I Don’t Want To Go To Wembley!

One fan can see the logic of Arsene Wenger’s view of the FA Cup.



I Don’t Want To Go To Wembley!

Wembley in the days when the trophy mattered more


I don't know about you but over the last few days (and I write this on the morning before the Old Trafford game) I've begun to grow a bit tired of the usual media comment on the importance of the FA cup. You can already see their pens being drawn in anticipation of an Arsenal exit as they prepare to write the latest hysterical story about how Arsenal have traduced the tradition and standing of the competition by fielding a weakened team.

Let's be clear about this. Arsenal is a business which has to stand or fall on its own merits. Without any help from the football authorities, it has succeeded in building a state of the art stadium as close to the centre of London as it is possible to get while at the same time maintaining tremendously high standards of football. As a result of this, the club has incurred a large amount of debt which needs to be financed. The club therefore will naturally look to the best means of drawing in revenue to fund the debt and ongoing team development. Of the three competitions in which we remain involved, the FA Cup is the one which delivers least bang for buck.

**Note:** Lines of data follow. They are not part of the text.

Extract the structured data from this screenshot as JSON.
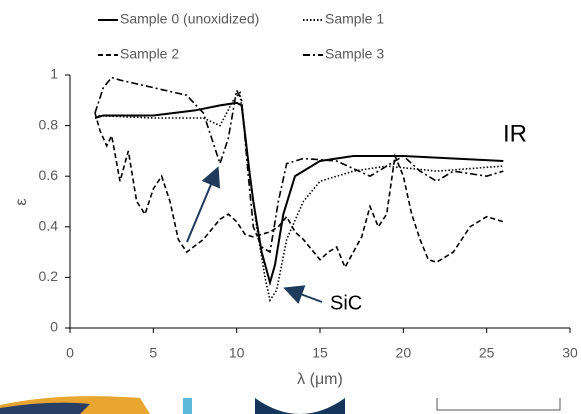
{
  "chart_data": {
    "type": "line",
    "xlabel": "λ (μm)",
    "ylabel": "ε",
    "annotations": [
      "IR",
      "SiC"
    ],
    "xlim": [
      0,
      30
    ],
    "xticks": [
      0,
      5,
      10,
      15,
      20,
      25,
      30
    ],
    "ylim": [
      0,
      1
    ],
    "yticks": [
      0,
      0.2,
      0.4,
      0.6,
      0.8,
      1
    ],
    "grid": false,
    "series": [
      {
        "name": "Sample 0 (unoxidized)",
        "color": "#000000",
        "style": "solid",
        "x": [
          1.5,
          2,
          5,
          7.5,
          9,
          10,
          10.3,
          10.8,
          11,
          11.5,
          12,
          12.3,
          12.8,
          13.5,
          15,
          17,
          20,
          23,
          26
        ],
        "values": [
          0.83,
          0.84,
          0.84,
          0.86,
          0.88,
          0.89,
          0.88,
          0.6,
          0.5,
          0.3,
          0.18,
          0.25,
          0.45,
          0.6,
          0.66,
          0.68,
          0.68,
          0.67,
          0.66
        ]
      },
      {
        "name": "Sample 1",
        "color": "#000000",
        "style": "dotted",
        "x": [
          1.5,
          5,
          8,
          9,
          9.8,
          10.2,
          10.6,
          11.2,
          11.7,
          12,
          12.4,
          13,
          14,
          15,
          17,
          19,
          22,
          24,
          26
        ],
        "values": [
          0.84,
          0.83,
          0.83,
          0.8,
          0.9,
          0.93,
          0.7,
          0.4,
          0.2,
          0.11,
          0.15,
          0.35,
          0.5,
          0.58,
          0.62,
          0.64,
          0.62,
          0.63,
          0.64
        ]
      },
      {
        "name": "Sample 2",
        "color": "#000000",
        "style": "dashed",
        "x": [
          1.5,
          1.8,
          2.2,
          2.5,
          3,
          3.5,
          4,
          4.5,
          5,
          5.5,
          6,
          6.5,
          7,
          8,
          9,
          9.5,
          10,
          10.5,
          11,
          11.5,
          12,
          12.5,
          13,
          13.5,
          14,
          15,
          15.5,
          16,
          16.5,
          17,
          17.5,
          18,
          18.5,
          19,
          19.5,
          20,
          20.5,
          21,
          21.5,
          22,
          23,
          24,
          25,
          26
        ],
        "values": [
          0.85,
          0.78,
          0.72,
          0.76,
          0.58,
          0.7,
          0.5,
          0.45,
          0.55,
          0.6,
          0.5,
          0.35,
          0.3,
          0.35,
          0.43,
          0.45,
          0.42,
          0.37,
          0.36,
          0.37,
          0.38,
          0.4,
          0.44,
          0.38,
          0.35,
          0.27,
          0.3,
          0.32,
          0.24,
          0.3,
          0.36,
          0.48,
          0.4,
          0.45,
          0.68,
          0.6,
          0.45,
          0.35,
          0.27,
          0.26,
          0.3,
          0.4,
          0.44,
          0.42
        ]
      },
      {
        "name": "Sample 3",
        "color": "#000000",
        "style": "dashdot",
        "x": [
          1.5,
          2,
          2.5,
          3,
          5,
          7,
          8,
          8.5,
          9,
          9.5,
          10,
          10.3,
          10.7,
          11,
          11.5,
          12,
          12.5,
          13,
          14,
          16,
          18,
          20,
          21,
          22,
          23,
          25,
          26
        ],
        "values": [
          0.85,
          0.95,
          0.99,
          0.98,
          0.95,
          0.92,
          0.85,
          0.75,
          0.65,
          0.75,
          0.94,
          0.9,
          0.6,
          0.4,
          0.32,
          0.3,
          0.5,
          0.65,
          0.67,
          0.66,
          0.6,
          0.68,
          0.62,
          0.58,
          0.62,
          0.6,
          0.62
        ]
      }
    ]
  }
}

The upcoming Milan and Birmingham games are of far greater importance. Beating Milan will ensure a greater share of the Champions League money as well as helping to push us up the UEFA ratings in terms of assuring a seeding in next years competition. Beating Birmingham next week will help maintain the gap between us and the two Surrey-based clubs directly behind us in the league.

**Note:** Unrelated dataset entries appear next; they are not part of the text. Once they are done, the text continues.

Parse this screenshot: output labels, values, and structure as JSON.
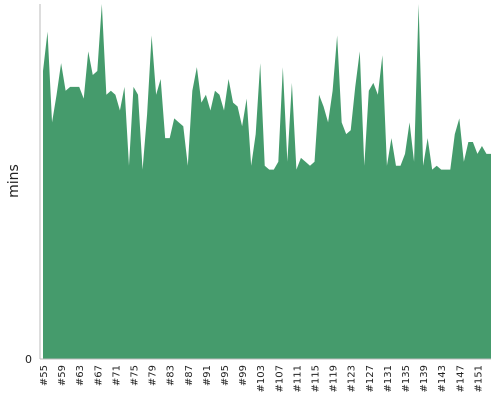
{
  "chart_data": {
    "type": "area",
    "ylabel": "mins",
    "xlabel": "",
    "title": "",
    "ylim": [
      0,
      45
    ],
    "y_ticks": [
      0
    ],
    "x_start": 55,
    "x_end": 154,
    "x_tick_labels": [
      "#55",
      "#59",
      "#63",
      "#67",
      "#71",
      "#75",
      "#79",
      "#83",
      "#87",
      "#91",
      "#95",
      "#99",
      "#103",
      "#107",
      "#111",
      "#115",
      "#119",
      "#123",
      "#127",
      "#131",
      "#135",
      "#139",
      "#143",
      "#147",
      "#151"
    ],
    "color": "#459b6c",
    "values": [
      36.5,
      41.5,
      30,
      33.5,
      37.5,
      34,
      34.5,
      34.5,
      34.5,
      33,
      39,
      36,
      36.5,
      45,
      33.5,
      34,
      33.5,
      31.5,
      34.5,
      24.5,
      34.5,
      33.5,
      24,
      31,
      41,
      33.5,
      35.5,
      28,
      28,
      30.5,
      30,
      29.5,
      24.5,
      34,
      37,
      32.5,
      33.5,
      31.5,
      34,
      33.5,
      31.5,
      35.5,
      32.5,
      32,
      29.5,
      33,
      24.5,
      28.5,
      37.5,
      24.5,
      24,
      24,
      25,
      37,
      25,
      35,
      24,
      25.5,
      25,
      24.5,
      25,
      33.5,
      32,
      30,
      34,
      41,
      30,
      28.5,
      29,
      34.5,
      39,
      24.5,
      34,
      35,
      33.5,
      38.5,
      24.5,
      28,
      24.5,
      24.5,
      26,
      30,
      25,
      45,
      24.5,
      28,
      24,
      24.5,
      24,
      24,
      24,
      28.5,
      30.5,
      25,
      27.5,
      27.5,
      26,
      27,
      26,
      26
    ]
  }
}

On the other hand, winning against Man U will provide us with an extra cup tie adding to an already congested fixture list, probably to be played against another bunch of Northern sh*tkickers whose manager will have been schooled by the FA coaching system to train his players to run around for 90 minutes in an attempt to - to use the media euphemism - "get in our faces".

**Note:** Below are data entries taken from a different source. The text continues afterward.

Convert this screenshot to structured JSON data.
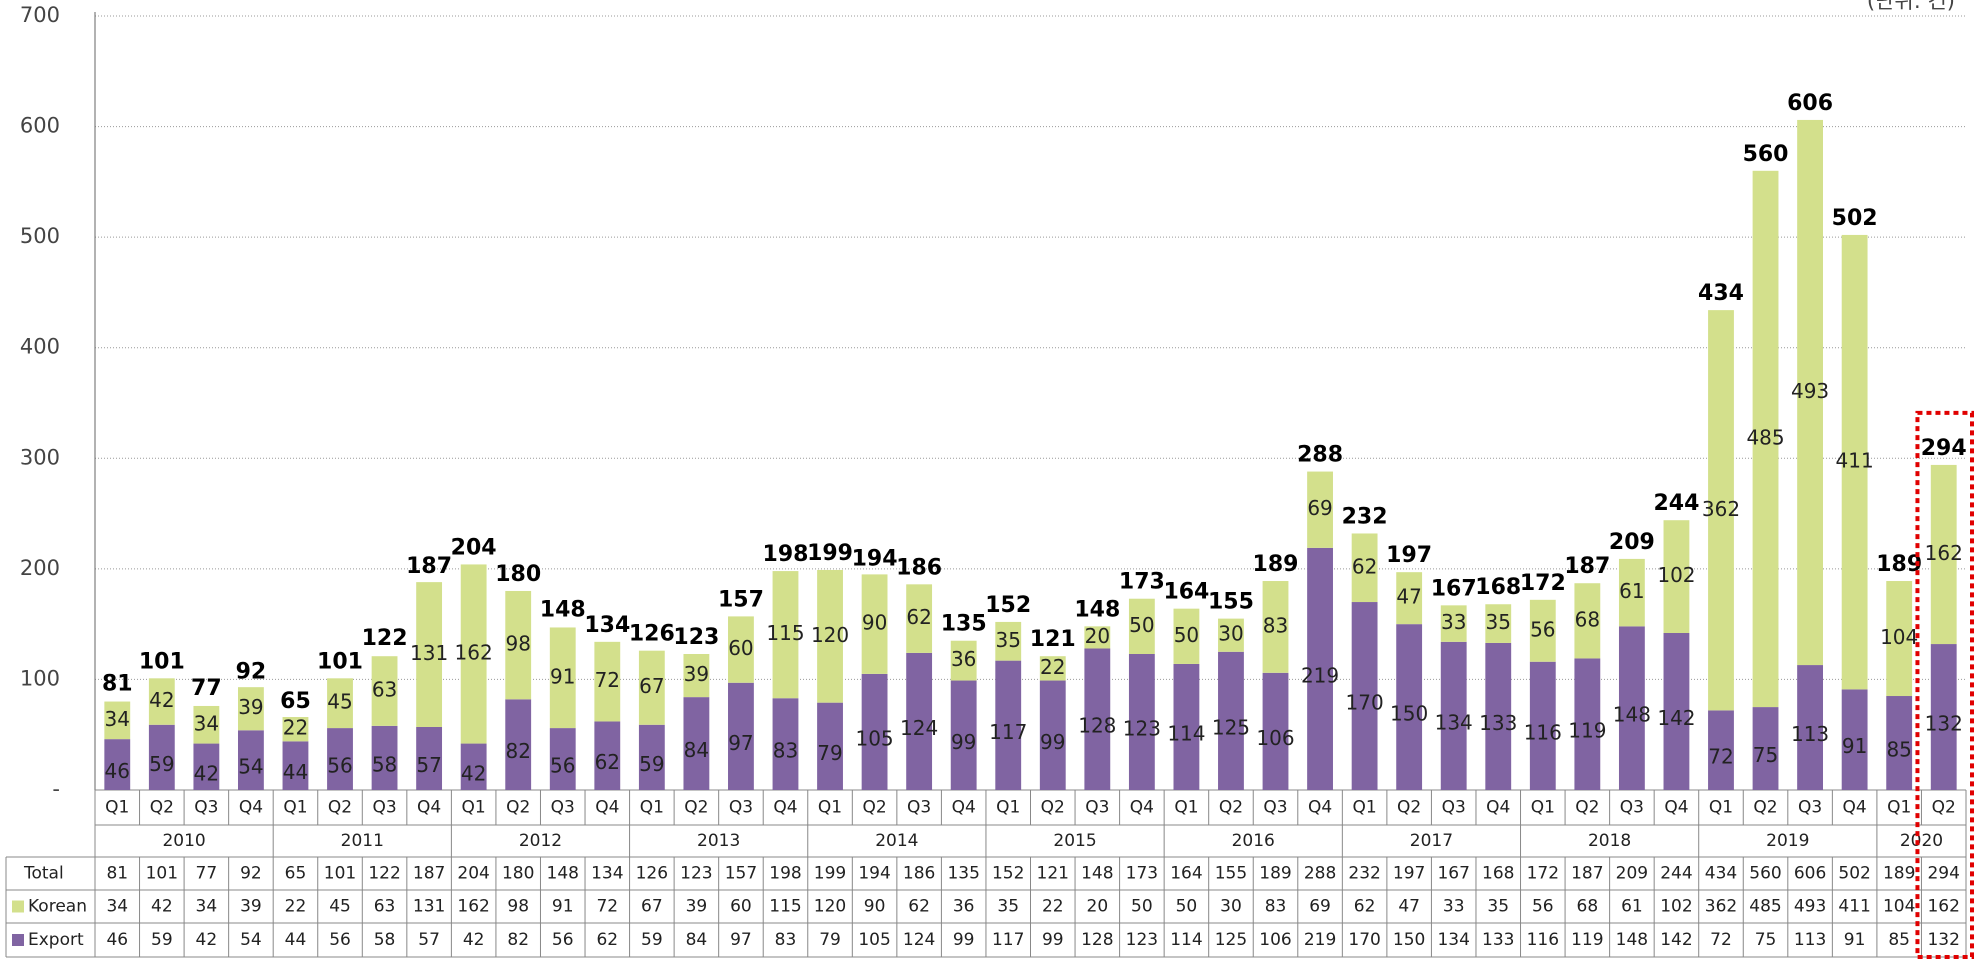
{
  "chart_data": {
    "type": "stacked_bar",
    "unit_note": "(단위: 건)",
    "categories": [
      "Q1",
      "Q2",
      "Q3",
      "Q4",
      "Q1",
      "Q2",
      "Q3",
      "Q4",
      "Q1",
      "Q2",
      "Q3",
      "Q4",
      "Q1",
      "Q2",
      "Q3",
      "Q4",
      "Q1",
      "Q2",
      "Q3",
      "Q4",
      "Q1",
      "Q2",
      "Q3",
      "Q4",
      "Q1",
      "Q2",
      "Q3",
      "Q4",
      "Q1",
      "Q2",
      "Q3",
      "Q4",
      "Q1",
      "Q2",
      "Q3",
      "Q4",
      "Q1",
      "Q2",
      "Q3",
      "Q4",
      "Q1",
      "Q2"
    ],
    "years": [
      "2010",
      "2011",
      "2012",
      "2013",
      "2014",
      "2015",
      "2016",
      "2017",
      "2018",
      "2019",
      "2020"
    ],
    "totals": {
      "name": "Total",
      "values": [
        81,
        101,
        77,
        92,
        65,
        101,
        122,
        187,
        204,
        180,
        148,
        134,
        126,
        123,
        157,
        198,
        199,
        194,
        186,
        135,
        152,
        121,
        148,
        173,
        164,
        155,
        189,
        288,
        232,
        197,
        167,
        168,
        172,
        187,
        209,
        244,
        434,
        560,
        606,
        502,
        189,
        294
      ]
    },
    "series": [
      {
        "name": "Korean",
        "color": "#d3e08c",
        "values": [
          34,
          42,
          34,
          39,
          22,
          45,
          63,
          131,
          162,
          98,
          91,
          72,
          67,
          39,
          60,
          115,
          120,
          90,
          62,
          36,
          35,
          22,
          20,
          50,
          50,
          30,
          83,
          69,
          62,
          47,
          33,
          35,
          56,
          68,
          61,
          102,
          362,
          485,
          493,
          411,
          104,
          162
        ]
      },
      {
        "name": "Export",
        "color": "#8064a2",
        "values": [
          46,
          59,
          42,
          54,
          44,
          56,
          58,
          57,
          42,
          82,
          56,
          62,
          59,
          84,
          97,
          83,
          79,
          105,
          124,
          99,
          117,
          99,
          128,
          123,
          114,
          125,
          106,
          219,
          170,
          150,
          134,
          133,
          116,
          119,
          148,
          142,
          72,
          75,
          113,
          91,
          85,
          132
        ]
      }
    ],
    "ylim": [
      0,
      700
    ],
    "yticks": [
      {
        "value": 0,
        "label": "-"
      },
      100,
      200,
      300,
      400,
      500,
      600,
      700
    ],
    "grid": true,
    "highlight_color": "#e00000"
  }
}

Where is the upside for Arsenal? The few thousand Gooners good and true who make the journey to Manchester will be out of pocket but for the rest of us, what will we have we lost? We'll suffer the indignity of the aforementioned Surreyites digging us out on Monday. Big deal. Live with it and move on.

And what of the "tradition" of the FA Cup. That will be the competition which the FA allowed Man U to not enter a few years back, allegedly as part of a World Cup bid. Good to see that the plan worked, isn't it?

That will be the competition where the prize for having gone through all the hoops to get to the final, is to be allocated 20,000 tickets out of a potential 90,000 in order to accommodate the "Football Family"- in reality, the regional FAs and other such ineffectual organisations that will be given tickets which they will then sell on to touts eventually finding their way into genuine supporters hands for hugely inflated prices. Why, in an age where demand for tickets from genuine supporters is higher than ever, should this institutionalised corruption be tolerated?

And let's be honest, having fought your way to Wembley via the creaking transport infrastructure, you will be greeted with overpriced, low quality beer and food and sit next to some corporate Johnny who's only there because his firm couldn't get tickets to the Twickenham Sevens. You will then suffer an even worse journey home after standing outside Wembley Park tube for an hour. Now I know Paris the other year wasn't terribly pleasant at times as far as the transport went but at least that's a genuine day out. And let's face it, you expect rudeness and poor service from the French. Why pay good money to suffer it on your doorstep?

And what of our duty to support the FA?

That will be the FA which in '91 decided that we were twice as culpable an Man U following the handbags at Old Trafford and deducted us two points to their one. Nice try chaps but we told you where you could stick your effing two points as we picked up the league trophy that year.

That will be the FA which last year upheld the ban on Adebayor for not hitting Frank Lumpard in the Pointless Cup final. Despite video evidence showing that he did nothing.

No, I don't buy it that we owe anything to the FA at all. Until the powers that be in our game actually start to offer leadership and cease acting like stuffed shirts whose only purpose is to ride the gravy train, we owe it to ourselves to put Arsenal first.